Paroxetine is available in several different dosages, and a doctor can determine the right amount to prescribe based on the patient's specific disorder and age. Most adults who use the drug to manage depression and anxiety are instructed to take one 10- to 50-milligram capsule daily. Doctors usually prescribe low initial doses to make sure adverse reactions do not occur, and then gradually increase the dose to find an optimal level. To avoid overdose, more than 60 milligrams are only rarely indicated for daily use.

While paroxetine is safer than many other SSRI medications, there is still a significant risk of side effects. Patients may experience feelings of nausea, drowsiness, dizziness, and dry mouth. Some people have trouble sleeping, decreased sex drives, and weight loss with ongoing use. Less commonly, paroxetine can cause tremors, anemia, hallucinations, and shallow breathing. Paroxetine may also interact negatively with other antipsychotic drugs and some heart medicines, so it is important to inform a doctor of current medication use before starting a new prescription.

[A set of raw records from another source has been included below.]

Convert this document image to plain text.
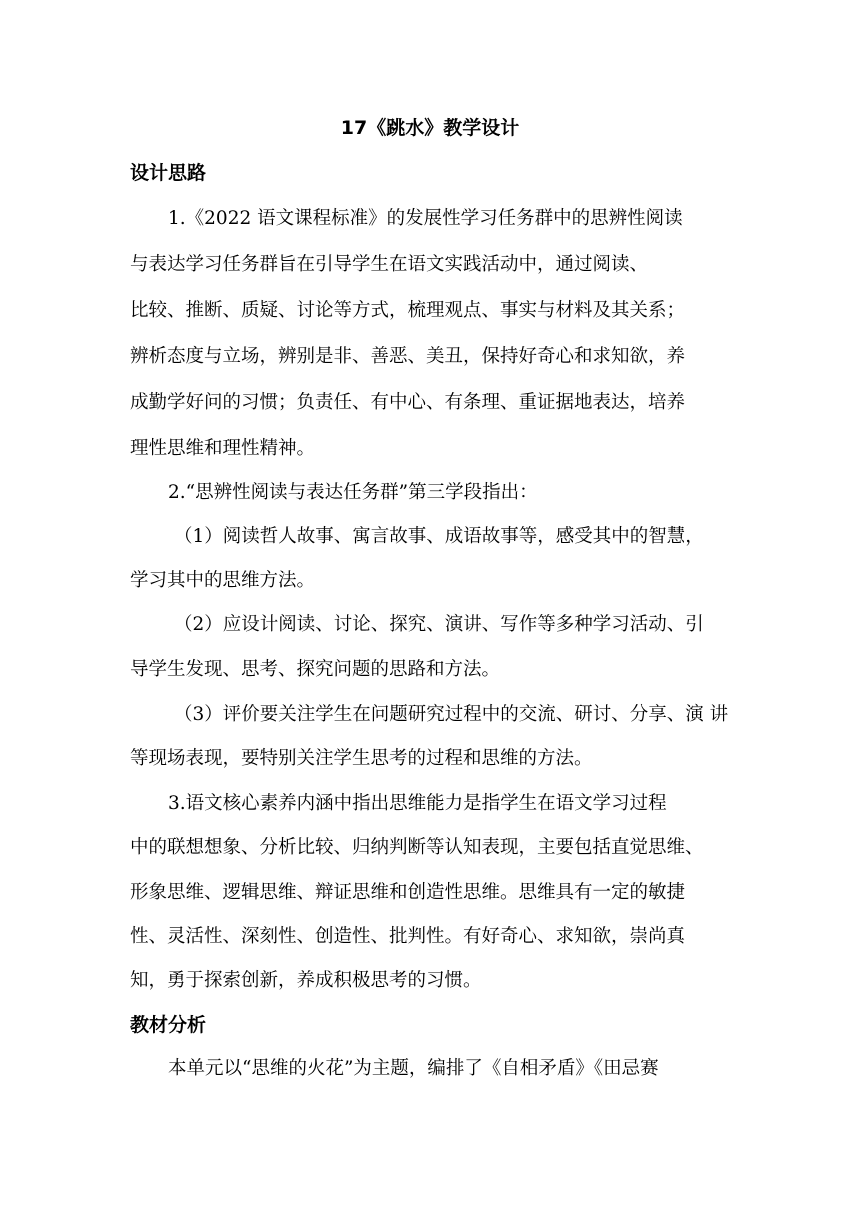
17《跳水》教学设计
设计思路

1.《2022 语文课程标准》的发展性学习任务群中的思辨性阅读

与表达学习任务群旨在引导学生在语文实践活动中，通过阅读、

比较、推断、质疑、讨论等方式，梳理观点、事实与材料及其关系；

辨析态度与立场，辨别是非、善恶、美丑，保持好奇心和求知欲，养

成勤学好问的习惯；负责任、有中心、有条理、重证据地表达，培养

理性思维和理性精神。

2.“思辨性阅读与表达任务群”第三学段指出：

（1）阅读哲人故事、寓言故事、成语故事等，感受其中的智慧，

学习其中的思维方法。

（2）应设计阅读、讨论、探究、演讲、写作等多种学习活动、引

导学生发现、思考、探究问题的思路和方法。

（3）评价要关注学生在问题研究过程中的交流、研讨、分享、演 讲

等现场表现，要特别关注学生思考的过程和思维的方法。

3.语文核心素养内涵中指出思维能力是指学生在语文学习过程

中的联想想象、分析比较、归纳判断等认知表现，主要包括直觉思维、

形象思维、逻辑思维、辩证思维和创造性思维。思维具有一定的敏捷

性、灵活性、深刻性、创造性、批判性。有好奇心、求知欲，崇尚真

知，勇于探索创新，养成积极思考的习惯。

教材分析

本单元以“思维的火花”为主题，编排了《自相矛盾》《田忌赛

Overdosing on an SSRI can be devastating. Breathing can become shallow enough to cause fainting, coma, or even death. The risk of permanent damage to major organs, including the brain, lungs, heart, and kidneys, are very high in the event of an overdose. Doctors strongly caution their patients to take the drug exactly how it is prescribed and to avoid sharing it with anyone else to prevent serious complications.